Investigating and fixing these differences took about two weeks. In that time the performance for both build systems shifted a bit, so I had to remeasure. Instead of measuring all three configurations again, I instead focused on Config 2. I measured the build six times, averaged the results, and trimmed the slowest time of the six. I did this 5 times (for a total of 30 builds): Xcodebuild, Bazel without optimizations, Bazel with extra dependencies removed, Bazel with a single index store, and Bazel with a custom bundle tool. Here were the results:

Differences between builds with Xcodebuild, Bazel with optimizations applied, and Bazel without optimizations applied

The results are in seconds. This is what each bar represents:

And this is what each segment of a bar represents:

Most of the improvements are covered in previous sections, but I will also provide details on each segment.

Other

Bazel has its own overhead on top of what Xcode imposes, but we also did less in the Prebuild phase now because we didn’t have to use Carthage (instead using Bazel’s external dependencies feature). The improvement in this segment for the Bazel Optimized build was disabling output difference checking.

Compiling, multiple index stores, and extra deps

Bazel’s correctness, along with some unresolved parallelism inefficiencies, results in Swift modules compiling slightly slower than Xcodebuild in the best case.

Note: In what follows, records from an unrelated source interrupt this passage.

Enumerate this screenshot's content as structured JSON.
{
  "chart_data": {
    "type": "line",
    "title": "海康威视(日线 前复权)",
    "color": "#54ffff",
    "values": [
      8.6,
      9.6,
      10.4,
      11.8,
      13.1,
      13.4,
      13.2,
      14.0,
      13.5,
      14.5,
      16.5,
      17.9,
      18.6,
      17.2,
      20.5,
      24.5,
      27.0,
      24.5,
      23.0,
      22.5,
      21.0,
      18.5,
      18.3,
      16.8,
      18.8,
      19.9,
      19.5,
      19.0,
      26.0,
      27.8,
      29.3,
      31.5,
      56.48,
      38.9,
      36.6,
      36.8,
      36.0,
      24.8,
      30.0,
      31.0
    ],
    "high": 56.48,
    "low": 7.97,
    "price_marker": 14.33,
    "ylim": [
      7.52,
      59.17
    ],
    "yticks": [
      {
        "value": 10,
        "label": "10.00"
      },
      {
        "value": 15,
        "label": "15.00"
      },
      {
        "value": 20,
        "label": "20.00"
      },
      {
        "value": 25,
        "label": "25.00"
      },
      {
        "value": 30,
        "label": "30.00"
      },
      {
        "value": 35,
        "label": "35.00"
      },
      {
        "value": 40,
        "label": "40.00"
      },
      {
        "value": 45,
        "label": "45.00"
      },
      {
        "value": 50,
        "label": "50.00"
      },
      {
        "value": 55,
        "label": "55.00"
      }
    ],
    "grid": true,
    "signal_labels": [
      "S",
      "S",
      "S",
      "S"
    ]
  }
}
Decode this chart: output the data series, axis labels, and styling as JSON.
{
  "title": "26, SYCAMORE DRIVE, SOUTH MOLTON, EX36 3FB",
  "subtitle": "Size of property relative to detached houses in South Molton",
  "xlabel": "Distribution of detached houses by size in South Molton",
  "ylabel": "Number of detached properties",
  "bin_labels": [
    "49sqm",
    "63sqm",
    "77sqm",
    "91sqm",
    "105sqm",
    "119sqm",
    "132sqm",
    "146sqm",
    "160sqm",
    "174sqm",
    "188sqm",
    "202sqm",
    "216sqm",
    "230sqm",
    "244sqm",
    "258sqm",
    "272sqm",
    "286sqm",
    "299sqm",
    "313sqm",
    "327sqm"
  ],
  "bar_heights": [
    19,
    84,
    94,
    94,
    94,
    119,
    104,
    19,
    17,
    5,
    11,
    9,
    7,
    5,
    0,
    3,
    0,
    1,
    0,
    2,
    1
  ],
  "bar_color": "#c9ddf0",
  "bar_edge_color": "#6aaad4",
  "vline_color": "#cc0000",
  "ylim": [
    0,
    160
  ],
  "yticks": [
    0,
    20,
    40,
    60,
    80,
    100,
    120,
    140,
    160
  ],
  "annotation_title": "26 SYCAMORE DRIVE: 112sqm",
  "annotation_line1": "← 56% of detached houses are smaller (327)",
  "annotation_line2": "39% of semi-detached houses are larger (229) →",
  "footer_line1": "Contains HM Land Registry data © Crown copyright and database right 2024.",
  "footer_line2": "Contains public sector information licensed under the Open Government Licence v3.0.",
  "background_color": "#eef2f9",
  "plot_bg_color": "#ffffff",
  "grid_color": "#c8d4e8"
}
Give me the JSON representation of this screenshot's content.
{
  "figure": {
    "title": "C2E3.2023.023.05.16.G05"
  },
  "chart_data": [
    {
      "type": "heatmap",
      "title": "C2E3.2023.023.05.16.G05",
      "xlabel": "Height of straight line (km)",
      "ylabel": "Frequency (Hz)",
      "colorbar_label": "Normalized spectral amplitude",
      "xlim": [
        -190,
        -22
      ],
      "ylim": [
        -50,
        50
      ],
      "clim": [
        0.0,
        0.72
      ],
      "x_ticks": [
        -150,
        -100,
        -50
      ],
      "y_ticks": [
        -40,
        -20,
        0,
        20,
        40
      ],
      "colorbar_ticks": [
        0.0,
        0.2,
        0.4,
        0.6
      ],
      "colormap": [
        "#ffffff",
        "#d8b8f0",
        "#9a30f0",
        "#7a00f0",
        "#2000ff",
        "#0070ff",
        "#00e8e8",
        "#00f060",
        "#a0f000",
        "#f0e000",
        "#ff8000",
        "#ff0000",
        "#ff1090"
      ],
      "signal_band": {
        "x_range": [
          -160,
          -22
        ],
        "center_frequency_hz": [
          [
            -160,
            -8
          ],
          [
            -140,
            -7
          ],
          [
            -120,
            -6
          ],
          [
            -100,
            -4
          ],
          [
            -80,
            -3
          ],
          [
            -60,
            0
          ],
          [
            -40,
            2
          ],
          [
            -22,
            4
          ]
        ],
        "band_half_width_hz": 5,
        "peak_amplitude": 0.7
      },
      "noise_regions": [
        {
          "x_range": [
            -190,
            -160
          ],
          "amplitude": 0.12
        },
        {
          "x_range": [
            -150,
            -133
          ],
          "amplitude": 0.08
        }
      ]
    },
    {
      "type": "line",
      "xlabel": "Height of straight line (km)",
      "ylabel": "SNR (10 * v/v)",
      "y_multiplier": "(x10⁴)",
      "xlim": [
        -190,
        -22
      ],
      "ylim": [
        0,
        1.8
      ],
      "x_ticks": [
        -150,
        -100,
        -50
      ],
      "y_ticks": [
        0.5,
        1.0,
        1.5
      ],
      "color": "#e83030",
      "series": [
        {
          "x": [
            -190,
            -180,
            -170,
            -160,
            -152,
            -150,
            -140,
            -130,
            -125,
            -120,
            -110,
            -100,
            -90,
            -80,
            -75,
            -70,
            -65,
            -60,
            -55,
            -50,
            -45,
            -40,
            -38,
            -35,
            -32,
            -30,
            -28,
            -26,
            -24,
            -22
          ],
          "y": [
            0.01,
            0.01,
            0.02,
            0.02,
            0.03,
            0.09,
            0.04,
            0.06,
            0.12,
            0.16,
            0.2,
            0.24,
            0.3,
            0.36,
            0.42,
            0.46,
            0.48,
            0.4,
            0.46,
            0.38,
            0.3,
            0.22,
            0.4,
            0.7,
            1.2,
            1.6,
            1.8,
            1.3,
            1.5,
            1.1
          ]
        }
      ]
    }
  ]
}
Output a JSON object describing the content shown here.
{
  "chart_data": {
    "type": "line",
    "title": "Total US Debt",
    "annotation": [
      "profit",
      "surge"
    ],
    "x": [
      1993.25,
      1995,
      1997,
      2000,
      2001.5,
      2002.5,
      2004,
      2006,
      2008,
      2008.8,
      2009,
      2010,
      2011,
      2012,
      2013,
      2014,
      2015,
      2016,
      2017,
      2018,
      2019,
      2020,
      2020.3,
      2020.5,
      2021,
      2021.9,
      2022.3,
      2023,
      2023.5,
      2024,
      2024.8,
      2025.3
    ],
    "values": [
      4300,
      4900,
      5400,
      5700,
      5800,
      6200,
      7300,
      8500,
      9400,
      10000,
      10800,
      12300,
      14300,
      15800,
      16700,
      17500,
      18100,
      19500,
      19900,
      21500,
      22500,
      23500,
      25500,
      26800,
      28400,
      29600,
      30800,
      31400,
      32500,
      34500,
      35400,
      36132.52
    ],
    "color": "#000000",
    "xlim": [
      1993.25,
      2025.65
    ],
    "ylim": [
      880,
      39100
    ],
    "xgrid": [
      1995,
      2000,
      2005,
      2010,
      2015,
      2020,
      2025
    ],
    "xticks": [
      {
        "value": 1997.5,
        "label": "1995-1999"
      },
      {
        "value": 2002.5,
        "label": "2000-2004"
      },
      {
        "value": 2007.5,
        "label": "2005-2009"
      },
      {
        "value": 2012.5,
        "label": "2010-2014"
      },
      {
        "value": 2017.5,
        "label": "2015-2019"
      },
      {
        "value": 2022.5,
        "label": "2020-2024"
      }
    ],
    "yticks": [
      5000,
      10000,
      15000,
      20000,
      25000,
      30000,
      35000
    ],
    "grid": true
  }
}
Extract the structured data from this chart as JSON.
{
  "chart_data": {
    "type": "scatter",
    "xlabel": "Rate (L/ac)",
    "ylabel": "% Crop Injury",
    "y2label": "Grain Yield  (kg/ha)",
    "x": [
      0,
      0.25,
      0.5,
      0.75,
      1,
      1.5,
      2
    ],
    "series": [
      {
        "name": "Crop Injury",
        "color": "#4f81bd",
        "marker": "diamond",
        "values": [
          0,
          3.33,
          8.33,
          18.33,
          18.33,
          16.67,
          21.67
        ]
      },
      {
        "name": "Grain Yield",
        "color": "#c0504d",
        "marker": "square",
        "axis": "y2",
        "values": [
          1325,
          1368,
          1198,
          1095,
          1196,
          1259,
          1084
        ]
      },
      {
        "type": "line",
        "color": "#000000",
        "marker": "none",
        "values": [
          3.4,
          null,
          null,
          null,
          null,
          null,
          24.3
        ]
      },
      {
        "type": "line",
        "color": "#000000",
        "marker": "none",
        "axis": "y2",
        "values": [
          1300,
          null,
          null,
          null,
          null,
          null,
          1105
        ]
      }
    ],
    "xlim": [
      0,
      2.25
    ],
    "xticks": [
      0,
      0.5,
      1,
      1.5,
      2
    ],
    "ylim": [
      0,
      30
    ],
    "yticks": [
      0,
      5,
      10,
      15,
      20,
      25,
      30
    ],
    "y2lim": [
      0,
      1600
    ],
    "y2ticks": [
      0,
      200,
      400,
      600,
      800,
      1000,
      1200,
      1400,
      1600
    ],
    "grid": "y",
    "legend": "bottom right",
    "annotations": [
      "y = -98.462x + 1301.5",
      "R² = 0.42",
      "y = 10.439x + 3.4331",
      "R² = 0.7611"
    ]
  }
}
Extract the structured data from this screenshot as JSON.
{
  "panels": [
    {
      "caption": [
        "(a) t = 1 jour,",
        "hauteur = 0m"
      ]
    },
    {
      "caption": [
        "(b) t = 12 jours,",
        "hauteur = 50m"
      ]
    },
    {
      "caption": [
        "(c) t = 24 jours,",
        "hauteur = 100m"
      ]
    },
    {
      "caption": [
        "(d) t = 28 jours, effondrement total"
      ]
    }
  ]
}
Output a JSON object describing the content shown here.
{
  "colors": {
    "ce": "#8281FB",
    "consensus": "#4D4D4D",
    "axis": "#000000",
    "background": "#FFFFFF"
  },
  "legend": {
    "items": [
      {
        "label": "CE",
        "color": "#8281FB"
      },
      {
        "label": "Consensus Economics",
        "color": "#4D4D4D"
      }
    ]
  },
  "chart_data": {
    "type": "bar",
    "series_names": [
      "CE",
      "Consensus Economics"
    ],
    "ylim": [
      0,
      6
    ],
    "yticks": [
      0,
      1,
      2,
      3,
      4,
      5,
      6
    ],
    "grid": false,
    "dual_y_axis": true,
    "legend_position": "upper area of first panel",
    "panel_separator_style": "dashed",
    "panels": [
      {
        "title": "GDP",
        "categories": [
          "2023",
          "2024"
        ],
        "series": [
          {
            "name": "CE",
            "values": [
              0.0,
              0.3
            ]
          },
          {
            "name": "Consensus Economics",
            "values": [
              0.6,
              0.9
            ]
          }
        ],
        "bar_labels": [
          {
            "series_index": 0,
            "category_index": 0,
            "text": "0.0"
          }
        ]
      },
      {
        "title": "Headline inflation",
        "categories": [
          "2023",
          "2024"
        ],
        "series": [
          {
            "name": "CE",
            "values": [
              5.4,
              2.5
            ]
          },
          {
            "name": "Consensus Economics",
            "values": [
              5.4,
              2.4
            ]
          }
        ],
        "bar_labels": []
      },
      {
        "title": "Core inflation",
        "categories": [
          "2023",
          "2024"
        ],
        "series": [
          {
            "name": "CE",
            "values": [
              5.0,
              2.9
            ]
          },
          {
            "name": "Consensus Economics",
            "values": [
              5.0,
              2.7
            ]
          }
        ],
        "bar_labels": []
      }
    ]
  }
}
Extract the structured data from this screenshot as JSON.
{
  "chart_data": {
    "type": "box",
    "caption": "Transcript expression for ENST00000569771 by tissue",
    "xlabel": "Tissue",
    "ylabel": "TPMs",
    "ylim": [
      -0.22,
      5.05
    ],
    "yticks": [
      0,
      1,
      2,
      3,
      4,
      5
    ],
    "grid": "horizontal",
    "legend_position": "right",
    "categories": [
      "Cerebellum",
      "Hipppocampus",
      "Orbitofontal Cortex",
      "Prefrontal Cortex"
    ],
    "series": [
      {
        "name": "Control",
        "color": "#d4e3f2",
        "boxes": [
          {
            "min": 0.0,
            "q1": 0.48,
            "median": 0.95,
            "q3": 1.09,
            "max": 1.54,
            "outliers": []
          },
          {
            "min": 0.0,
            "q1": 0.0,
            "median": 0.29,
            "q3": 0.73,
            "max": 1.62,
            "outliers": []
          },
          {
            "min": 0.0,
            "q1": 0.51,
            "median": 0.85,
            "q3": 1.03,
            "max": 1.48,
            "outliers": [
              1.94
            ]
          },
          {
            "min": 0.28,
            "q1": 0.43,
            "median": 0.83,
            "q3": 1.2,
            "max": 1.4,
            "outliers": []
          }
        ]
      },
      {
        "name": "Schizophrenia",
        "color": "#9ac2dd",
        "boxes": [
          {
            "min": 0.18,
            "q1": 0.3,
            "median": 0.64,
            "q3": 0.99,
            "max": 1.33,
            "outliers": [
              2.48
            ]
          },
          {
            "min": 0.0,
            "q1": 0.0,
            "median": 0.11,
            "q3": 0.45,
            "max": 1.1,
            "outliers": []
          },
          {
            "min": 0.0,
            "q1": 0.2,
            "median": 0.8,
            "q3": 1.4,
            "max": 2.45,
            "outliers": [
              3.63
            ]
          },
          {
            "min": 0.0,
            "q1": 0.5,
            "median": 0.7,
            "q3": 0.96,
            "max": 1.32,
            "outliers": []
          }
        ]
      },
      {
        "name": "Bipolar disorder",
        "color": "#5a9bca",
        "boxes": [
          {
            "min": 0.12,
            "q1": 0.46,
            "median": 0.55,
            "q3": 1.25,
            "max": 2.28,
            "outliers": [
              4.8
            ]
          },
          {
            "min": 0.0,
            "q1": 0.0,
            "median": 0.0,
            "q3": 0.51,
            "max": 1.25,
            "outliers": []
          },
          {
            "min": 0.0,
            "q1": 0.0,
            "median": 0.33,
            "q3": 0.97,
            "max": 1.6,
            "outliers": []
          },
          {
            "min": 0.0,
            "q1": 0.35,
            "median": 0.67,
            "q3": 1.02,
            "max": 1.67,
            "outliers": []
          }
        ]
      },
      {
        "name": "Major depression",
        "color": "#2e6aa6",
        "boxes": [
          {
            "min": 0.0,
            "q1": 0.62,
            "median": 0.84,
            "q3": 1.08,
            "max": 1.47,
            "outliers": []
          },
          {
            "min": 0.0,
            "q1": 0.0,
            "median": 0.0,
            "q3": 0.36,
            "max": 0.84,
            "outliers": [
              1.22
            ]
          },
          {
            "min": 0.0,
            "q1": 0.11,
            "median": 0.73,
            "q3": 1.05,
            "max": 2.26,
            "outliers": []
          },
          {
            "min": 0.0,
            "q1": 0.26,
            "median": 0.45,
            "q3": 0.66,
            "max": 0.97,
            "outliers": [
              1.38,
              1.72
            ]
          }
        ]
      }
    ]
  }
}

The best case though for us was using a single index store and not compiling extraneous dependencies.

Linking

Linking performance is very similar between Xcodebuild and Bazel. This is an area were we could have made more improvements though, by using dynamic libraries instead of static libraries for non-production builds. Bazel makes this much easier to achieve than Xcodebuild, since we could use macros to change the build graph.

Bundling & codesigning

Xcodebuild is able to bundle more efficiently than Bazel since it doesn’t have to delete the bundle before each build. Bazel currently is more efficient on including the Swift runtime libraries, and can possibly be made more efficient by code signing them as a cacheable intermediate step. The improvement in this segment for the Bazel Optimized build was disabling bundle contents tracking.

Other configurations

I spent a lot of time on profiling and fixing performance differences for Config 2, so what about the other configurations? I didn’t go back to see how they improved, but since Config 2 had all the same build actions as the other configurations, and deep analysis was done on those build actions, I didn’t necessarily feel the need to do so.

Future improvements

After optimizing our Bazel incremental builds, I was able to get our worst performing configuration to be only 8% slower than Xcodebuild, down from 77% slower. In previous sections I mentioned that there were a couple known ways to improve this further (i.e. better code signing and using dynamic linking), but additional effort finding even more ways probably isn’t worth the effort. Instead I recommended that focus should be on changes that would speed up building regardless of the build system used: better modularization, less code (possibly via code generation), more caching, and remote execution.